Sure, you can try and access some dusty old thoughts you use to have that were amusing, or dig up some fresh ones if you left the house recently and interacted with a human, but overall that’s effort and effort is energy and your energy is like a low-flow toilet in an eco-friendly home you aren’t actually living in because you’re too tired to pack.

So when parents say “Yeah, I’m lame now,” believe you me it’s a convenient shorthand they are offering because they don’t have the time or the energy to explain the above to someone who doesn’t get why you can’t just catch up on the Syria situation real quick and give them a call.

Things I love: Cigarettes that I don’t smoke, martinis I don’t drink and foreign films about ennui that I don’t finish. Sure, I could force those things into my life somewhere, but at the end of the day I am a person who just wants to take the 12 minutes I manage to scrape together in this baby-does-mambo world and read a book or decide in less than a minute if I like that new Wild Nothing record.

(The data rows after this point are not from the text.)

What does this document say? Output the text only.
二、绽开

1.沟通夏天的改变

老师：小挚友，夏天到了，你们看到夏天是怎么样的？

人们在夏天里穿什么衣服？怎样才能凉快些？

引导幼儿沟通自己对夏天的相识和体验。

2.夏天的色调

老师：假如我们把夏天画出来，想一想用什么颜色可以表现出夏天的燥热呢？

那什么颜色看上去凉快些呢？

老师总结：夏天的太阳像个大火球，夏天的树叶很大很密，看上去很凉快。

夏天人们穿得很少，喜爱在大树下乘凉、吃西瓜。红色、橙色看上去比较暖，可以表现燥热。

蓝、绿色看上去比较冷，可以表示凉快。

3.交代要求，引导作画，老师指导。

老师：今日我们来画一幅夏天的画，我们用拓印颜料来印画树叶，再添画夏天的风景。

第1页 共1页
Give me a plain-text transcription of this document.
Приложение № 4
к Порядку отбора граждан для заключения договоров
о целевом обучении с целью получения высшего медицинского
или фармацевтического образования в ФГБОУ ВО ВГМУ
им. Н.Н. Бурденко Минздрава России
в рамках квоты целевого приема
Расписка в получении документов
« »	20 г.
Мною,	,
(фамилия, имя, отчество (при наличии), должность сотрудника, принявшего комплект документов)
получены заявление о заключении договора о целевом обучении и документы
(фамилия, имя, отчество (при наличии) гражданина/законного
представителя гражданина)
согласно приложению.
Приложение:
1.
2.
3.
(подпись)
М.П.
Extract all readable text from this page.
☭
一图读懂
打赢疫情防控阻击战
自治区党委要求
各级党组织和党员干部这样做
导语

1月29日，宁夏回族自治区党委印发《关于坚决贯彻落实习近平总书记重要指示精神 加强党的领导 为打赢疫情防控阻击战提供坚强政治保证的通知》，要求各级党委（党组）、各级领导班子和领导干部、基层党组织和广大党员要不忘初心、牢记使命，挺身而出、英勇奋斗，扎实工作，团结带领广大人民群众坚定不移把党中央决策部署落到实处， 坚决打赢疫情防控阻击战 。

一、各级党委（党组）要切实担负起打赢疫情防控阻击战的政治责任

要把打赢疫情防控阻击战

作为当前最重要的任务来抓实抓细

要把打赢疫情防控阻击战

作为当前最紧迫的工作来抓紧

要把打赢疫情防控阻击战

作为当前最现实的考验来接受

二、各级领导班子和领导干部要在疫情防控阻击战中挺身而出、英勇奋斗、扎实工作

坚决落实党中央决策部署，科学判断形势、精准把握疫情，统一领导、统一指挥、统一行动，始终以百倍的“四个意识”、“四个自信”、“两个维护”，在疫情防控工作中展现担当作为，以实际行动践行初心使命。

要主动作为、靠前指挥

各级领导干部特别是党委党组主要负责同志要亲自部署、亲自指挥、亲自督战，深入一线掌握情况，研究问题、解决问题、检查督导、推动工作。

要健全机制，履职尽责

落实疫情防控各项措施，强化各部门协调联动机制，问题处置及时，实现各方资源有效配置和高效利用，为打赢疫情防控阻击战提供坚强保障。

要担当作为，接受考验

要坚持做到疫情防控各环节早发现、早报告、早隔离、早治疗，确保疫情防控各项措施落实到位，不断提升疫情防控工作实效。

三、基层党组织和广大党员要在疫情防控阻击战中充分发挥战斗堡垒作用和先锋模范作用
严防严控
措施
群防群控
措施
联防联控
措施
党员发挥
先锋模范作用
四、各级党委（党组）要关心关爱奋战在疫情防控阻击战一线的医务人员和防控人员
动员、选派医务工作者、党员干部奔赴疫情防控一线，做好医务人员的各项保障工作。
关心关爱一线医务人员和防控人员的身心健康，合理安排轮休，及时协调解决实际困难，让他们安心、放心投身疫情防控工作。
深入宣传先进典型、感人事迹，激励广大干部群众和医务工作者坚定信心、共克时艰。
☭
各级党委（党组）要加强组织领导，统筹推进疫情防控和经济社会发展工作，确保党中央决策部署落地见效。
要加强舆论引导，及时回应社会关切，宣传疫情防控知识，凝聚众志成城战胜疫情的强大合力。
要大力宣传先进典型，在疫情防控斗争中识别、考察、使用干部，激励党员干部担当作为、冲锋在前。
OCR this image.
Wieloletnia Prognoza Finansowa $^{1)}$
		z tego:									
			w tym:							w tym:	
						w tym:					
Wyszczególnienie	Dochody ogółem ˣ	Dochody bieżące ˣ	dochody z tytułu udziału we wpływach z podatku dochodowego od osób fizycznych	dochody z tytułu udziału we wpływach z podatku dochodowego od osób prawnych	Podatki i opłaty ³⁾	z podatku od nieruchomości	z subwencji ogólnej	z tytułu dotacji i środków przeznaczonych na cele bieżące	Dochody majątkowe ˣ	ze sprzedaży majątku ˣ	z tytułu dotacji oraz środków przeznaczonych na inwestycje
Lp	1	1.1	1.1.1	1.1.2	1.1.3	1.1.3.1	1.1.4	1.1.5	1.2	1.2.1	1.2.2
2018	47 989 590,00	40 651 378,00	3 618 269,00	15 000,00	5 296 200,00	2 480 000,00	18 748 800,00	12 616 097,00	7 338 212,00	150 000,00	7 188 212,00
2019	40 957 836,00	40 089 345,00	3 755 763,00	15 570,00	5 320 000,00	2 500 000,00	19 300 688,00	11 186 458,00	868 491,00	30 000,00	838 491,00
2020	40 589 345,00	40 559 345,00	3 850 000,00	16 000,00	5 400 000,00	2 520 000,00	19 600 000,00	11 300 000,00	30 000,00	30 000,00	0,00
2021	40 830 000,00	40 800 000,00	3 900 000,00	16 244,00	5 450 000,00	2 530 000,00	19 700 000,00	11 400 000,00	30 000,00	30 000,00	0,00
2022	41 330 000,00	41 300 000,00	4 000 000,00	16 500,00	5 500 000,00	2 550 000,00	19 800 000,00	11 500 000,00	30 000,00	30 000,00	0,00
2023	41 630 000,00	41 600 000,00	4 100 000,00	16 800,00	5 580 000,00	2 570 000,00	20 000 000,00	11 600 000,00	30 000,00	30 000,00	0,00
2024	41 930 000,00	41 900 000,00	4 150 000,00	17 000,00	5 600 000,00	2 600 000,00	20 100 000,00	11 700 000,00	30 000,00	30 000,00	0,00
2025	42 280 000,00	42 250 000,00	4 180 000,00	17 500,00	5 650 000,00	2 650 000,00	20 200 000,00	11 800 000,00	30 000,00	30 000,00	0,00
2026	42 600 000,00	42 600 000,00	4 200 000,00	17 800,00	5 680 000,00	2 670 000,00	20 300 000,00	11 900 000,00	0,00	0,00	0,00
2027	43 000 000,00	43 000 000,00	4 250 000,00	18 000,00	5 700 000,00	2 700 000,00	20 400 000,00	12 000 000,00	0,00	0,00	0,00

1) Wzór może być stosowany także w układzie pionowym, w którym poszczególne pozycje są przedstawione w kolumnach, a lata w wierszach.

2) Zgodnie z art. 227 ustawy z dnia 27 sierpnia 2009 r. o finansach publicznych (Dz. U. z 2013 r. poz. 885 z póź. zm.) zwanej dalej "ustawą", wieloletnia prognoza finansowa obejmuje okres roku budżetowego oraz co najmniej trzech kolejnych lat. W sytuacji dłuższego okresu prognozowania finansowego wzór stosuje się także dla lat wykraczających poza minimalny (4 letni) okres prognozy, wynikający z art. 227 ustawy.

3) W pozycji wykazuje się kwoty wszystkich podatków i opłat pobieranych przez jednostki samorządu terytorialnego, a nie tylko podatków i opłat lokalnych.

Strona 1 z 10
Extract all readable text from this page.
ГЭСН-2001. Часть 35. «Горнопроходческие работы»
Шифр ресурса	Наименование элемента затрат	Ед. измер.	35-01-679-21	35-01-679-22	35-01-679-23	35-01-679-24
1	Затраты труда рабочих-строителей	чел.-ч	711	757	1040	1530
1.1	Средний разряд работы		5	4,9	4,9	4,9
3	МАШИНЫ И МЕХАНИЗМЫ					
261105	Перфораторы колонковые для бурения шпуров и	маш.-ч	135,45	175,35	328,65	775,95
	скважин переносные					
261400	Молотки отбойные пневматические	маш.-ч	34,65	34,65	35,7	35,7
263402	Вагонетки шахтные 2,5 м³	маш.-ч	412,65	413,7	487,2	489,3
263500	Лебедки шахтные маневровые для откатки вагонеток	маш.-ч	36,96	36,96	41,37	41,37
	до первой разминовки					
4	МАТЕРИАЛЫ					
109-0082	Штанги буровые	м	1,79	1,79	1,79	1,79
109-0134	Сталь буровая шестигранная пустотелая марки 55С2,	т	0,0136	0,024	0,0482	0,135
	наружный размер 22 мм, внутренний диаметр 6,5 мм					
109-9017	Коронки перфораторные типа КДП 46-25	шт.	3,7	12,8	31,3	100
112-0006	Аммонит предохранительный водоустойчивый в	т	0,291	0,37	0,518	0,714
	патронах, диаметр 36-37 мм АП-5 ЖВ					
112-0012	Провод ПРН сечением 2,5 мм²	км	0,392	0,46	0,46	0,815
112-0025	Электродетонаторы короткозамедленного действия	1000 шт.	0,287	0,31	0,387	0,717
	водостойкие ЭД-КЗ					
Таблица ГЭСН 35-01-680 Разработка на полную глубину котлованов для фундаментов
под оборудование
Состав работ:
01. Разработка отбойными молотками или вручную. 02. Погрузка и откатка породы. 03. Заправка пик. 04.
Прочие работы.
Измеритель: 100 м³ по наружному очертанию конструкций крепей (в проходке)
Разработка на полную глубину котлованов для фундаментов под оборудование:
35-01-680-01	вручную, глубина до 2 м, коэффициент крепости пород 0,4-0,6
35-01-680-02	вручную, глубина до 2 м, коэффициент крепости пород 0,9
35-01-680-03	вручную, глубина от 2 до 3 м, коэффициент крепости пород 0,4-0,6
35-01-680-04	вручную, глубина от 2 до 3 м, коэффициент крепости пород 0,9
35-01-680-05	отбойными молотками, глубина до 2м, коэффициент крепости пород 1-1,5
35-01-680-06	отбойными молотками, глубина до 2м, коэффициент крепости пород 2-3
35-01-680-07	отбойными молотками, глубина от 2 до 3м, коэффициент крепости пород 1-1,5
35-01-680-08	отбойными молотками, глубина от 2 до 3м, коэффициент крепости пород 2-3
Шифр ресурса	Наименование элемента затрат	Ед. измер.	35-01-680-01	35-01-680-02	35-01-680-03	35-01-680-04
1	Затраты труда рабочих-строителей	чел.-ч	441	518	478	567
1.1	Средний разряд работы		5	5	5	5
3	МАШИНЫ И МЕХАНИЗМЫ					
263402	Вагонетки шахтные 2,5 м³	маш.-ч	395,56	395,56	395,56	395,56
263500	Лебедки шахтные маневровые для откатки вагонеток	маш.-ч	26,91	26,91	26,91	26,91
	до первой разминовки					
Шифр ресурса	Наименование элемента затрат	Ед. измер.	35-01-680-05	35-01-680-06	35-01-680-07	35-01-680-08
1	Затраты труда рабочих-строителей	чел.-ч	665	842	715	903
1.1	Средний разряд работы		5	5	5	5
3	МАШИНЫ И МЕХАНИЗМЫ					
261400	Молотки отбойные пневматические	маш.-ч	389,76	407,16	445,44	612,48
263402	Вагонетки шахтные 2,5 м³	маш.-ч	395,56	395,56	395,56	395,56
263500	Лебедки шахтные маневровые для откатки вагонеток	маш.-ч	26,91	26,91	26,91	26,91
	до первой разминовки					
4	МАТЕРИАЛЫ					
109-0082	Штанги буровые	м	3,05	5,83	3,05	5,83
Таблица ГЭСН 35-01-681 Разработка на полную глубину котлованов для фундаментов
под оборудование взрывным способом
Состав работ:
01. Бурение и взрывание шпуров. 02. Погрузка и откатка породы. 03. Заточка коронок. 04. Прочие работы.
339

I do. I really do. But not as much as I feel I’m expected to. I won’t go willingly, Pitchfork, I won’t!

Furthermore, the fact that I’m taking a break from incendiary living for a couple of years for early parenting (bonus exit round from very hot rat race) is not going to slow down my ability to crack wise with you about anything much, so long as that something doesn’t require me to have watched 12 to 15 hours of prime time television.

Which reminds me, are we all doing this now? Is TV great now? Are we actually now acting like the people who don’t watch television are lame instead of the opposite? Because back in my day, people had bumper stickers about killing their televisions, or at least strongly felt intentions of causing them significant harm, and those people were the ones we called interesting! Hey, televisions are on the Internet now so perhaps the sentiment has changed. Though I’m not seeing the Kill Your Streaming Device bumper sticker quite so much. Or, you know, at all.

See, see what I’m doing here? We’re talking about something and it’s not even about my kid. MY KID MY KID MY KID. MY KID IS THE BEST THING EVER. No really, my kid is the BEST. She’s been looking at this book about a kid who has a monster in his closet. It’s kind of the funny, cuz the monster isn’t mean, just sad, so the kid invites the monster into his room and the kid finds out the monster is actually scared of another monster who is, booyah, still in the closet. The drawings are legit scary. When I ask her what she is doing, she says “I’m nightmaring, Mommy.”

Nightmaring? Gah, slayed. I’m slayed. Sorry, but, in one beautifully invented word, she has lit up my brain as well as any foreign film or good story or extra dry martini ever could and then some because all I want to do now is use nightmaring in one good sentence, such a beautiful word it is. Now, whatever shall I do with the remaining 11 minutes and 54 seconds of my free time?

*Haha, I’m exaggerating. I did that thing where I acted like I wasn’t but I totally was. I have no actual idea how much free time there is with a kid, but it sure as hell feels like only 12 minutes.